Irresignados com o teor do acórdão é a vez de recorrem agora os autores de revista para o
Supremo Tribunal de Justiça, pugnando pela sua revogação.
Não foram apresentadas contra-alegações.
Colhidos os vistos legais, cumpre apreciar e decidir
II. Âmbito do recurso
A- De acordo com as conclusões, a rematar as respectivas alegações, o inconformismo dos
recorrentes radica, em síntese, no seguinte:
1- Entre os recorrentes e a recorrida foi celebrado um contrato de empreitada, incumbindo
ao dono da obra apenas fazer a prova do defeito para que o empreiteiro fique onerado, se
quiser afastar a sua responsabilidade, com a demonstração de que, afinal, o defeito não lhe
é imputável.
2- A matéria de facto dado como provada foi fixada pelo Tribunal de 1ª instância e não foi
alterada, resultando desses factos que o apodrecimento do soalho se deveu a uma
deficiente execução de actos inerentes à arte de pedreiro.
3- Mesmo que se considerasse que os defeitos não são imputáveis à arte de pedreiro – o
que não foi o caso – a aqui recorrida sempre teria de provar que o defeito não padece de
culpa sua por violação das legis artis, o que também não se verificou.
4- À recorrida, enquanto empreiteira, exigia-se a preparação do solo com os requisitos
exigíveis em termos de impermeabilização de modo a evitar infiltrações e,
consequentemente, apodrecimento do soalho.
5- Os factos em que o Tribunal da Relação suporta a sua decisão de revogação da decisão
de 1ª instância são factos novos que não constam da matéria provada e, como tal, sob pena
de violação dos art°s. 3°, n°3, 3°- A, 264°, 265°, 659°, n° 3 e 664° todos do CPC, não podem
ser considerados.
6- O Tribunal da Relação refere no acórdão que a porosidade era uma “ligeira porosidade” e
que “na certeza de que o nível de porosidade a humidades que se veio o verificar na laje é
perfeitamente compatível com soluções de pavimentos ordinárias, correntes, salubres e
cómodas”, bem como “não é alegado por quem quer que seja que a chamada sabia à
partida, ou em tempo útil anterior à preparação do solo subjacente e à edificação da laje do
piso de rés-do-chão, que sobre tal laje iria assentar soalho em madeira”.

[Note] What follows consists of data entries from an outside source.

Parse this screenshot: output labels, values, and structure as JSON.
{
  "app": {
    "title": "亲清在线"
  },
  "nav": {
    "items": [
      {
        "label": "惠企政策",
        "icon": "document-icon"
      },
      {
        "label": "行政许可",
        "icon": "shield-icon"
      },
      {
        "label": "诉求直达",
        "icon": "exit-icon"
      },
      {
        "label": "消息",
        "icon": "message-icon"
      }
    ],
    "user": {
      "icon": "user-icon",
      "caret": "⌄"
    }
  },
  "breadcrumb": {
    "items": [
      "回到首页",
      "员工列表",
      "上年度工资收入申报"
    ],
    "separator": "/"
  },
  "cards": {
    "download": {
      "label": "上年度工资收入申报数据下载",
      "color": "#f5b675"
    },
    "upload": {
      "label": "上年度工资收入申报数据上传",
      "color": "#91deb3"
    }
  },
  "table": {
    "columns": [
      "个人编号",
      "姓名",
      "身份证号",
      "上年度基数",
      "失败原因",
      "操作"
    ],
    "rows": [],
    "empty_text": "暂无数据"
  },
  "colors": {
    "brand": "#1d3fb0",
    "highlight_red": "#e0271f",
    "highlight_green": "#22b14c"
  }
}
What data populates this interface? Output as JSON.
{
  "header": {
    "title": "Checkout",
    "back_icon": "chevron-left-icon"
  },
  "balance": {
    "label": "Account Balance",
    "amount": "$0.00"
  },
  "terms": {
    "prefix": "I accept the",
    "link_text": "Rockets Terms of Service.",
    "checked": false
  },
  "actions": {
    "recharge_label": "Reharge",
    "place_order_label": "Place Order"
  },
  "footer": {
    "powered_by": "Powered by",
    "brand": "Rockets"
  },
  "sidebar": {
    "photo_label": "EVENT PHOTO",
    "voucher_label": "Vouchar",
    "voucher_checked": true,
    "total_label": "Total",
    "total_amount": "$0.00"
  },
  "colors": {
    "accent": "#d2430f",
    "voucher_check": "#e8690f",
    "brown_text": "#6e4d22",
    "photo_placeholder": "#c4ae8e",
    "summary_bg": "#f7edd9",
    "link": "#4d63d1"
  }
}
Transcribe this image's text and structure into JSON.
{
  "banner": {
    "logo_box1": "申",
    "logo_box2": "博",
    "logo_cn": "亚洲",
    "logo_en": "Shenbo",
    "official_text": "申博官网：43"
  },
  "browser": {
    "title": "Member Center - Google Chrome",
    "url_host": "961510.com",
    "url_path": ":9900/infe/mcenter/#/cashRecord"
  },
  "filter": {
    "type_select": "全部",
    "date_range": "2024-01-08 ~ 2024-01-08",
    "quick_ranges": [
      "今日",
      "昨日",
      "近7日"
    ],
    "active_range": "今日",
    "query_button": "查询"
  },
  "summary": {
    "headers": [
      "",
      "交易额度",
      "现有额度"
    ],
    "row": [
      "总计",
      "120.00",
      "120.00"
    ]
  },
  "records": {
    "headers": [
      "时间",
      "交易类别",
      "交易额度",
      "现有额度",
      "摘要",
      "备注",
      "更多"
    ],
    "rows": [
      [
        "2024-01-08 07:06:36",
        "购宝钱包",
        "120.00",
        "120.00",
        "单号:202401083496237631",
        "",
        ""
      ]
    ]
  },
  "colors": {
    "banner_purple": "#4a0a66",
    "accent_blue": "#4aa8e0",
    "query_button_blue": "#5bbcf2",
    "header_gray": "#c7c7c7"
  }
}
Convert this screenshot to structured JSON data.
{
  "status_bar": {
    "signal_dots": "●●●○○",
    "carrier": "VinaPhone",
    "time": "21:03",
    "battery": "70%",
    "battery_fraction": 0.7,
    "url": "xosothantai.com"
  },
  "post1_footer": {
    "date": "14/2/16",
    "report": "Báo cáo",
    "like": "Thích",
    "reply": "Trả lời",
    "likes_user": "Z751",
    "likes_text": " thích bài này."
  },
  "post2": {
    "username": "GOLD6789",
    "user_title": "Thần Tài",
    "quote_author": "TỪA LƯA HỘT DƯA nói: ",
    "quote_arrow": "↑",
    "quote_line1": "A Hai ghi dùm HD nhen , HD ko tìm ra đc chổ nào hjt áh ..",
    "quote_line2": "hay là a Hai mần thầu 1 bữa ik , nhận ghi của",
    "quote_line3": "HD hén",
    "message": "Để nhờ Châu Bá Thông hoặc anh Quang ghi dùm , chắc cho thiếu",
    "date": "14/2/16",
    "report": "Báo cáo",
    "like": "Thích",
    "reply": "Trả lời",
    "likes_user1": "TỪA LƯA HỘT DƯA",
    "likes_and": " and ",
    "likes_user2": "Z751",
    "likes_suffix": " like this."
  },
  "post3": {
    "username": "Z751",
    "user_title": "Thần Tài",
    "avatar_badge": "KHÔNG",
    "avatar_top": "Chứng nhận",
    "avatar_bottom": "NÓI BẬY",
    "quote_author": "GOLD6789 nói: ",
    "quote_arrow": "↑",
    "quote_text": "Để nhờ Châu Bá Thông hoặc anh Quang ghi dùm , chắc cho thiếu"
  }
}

7- Porém, estes factos não são alegados pelos partes, nem se encontram provados pelo
que não poderia o Tribunal ter-se pronunciado socorrendo-se de tais factos que viciaram a
decisão.
8- Houve um erro de interpretação e determinação das normas aplicáveis e erro na
apreciação das provas e na fixação dos factos materiais da causa, ofendendo
expressamente os art°s 799°, 1208º 1221° e 1223° do CC, bem como os art°s 3°, n° 3, 3°-A,
264°, 265°, 515º, 659°, n° 3 e 664° do CPC.
B- Face ao teor das conclusões formuladas, delimitativas do âmbito do recurso, são duas as
questões controvertidas que se colocam e que se reconduzem, no essencial:
- a ponderação indevida de matéria de facto;
- se dos factos provados decorre a responsabilidade da recorrida pelos defeitos da obra.
III. Fundamentação
A- Os factos
Foram dados como provados no acórdão recorrido os seguintes factos:
1. Existe um prédio misto sito no lugar de ............., freguesia de Santa Maria de ..........,
concelho de P..., do qual faz parte um prédio urbano, omisso na matriz e descrito na
Conservatória de Registo Predial de P... sob o n.º 000000000, composto por casa de
habitação de dois pavimentos, com área coberta de 919 m2, registado a favor dos autores.
2. Os autores negociaram com o réu DD os seus serviços técnicos de arquitectura, incluindo
a concepção da obra e sua direcção técnica, por forma a terem uma habitação limpa,
asseada, agradável e isenta de vícios que a desvalorizassem e que diminuíssem a
realização do seu fim.
3. Naquele prédio urbano, o réu CC colocou, nos dois pisos da habitação, um soalho
macheado maciço em madeira de Pau Marfim.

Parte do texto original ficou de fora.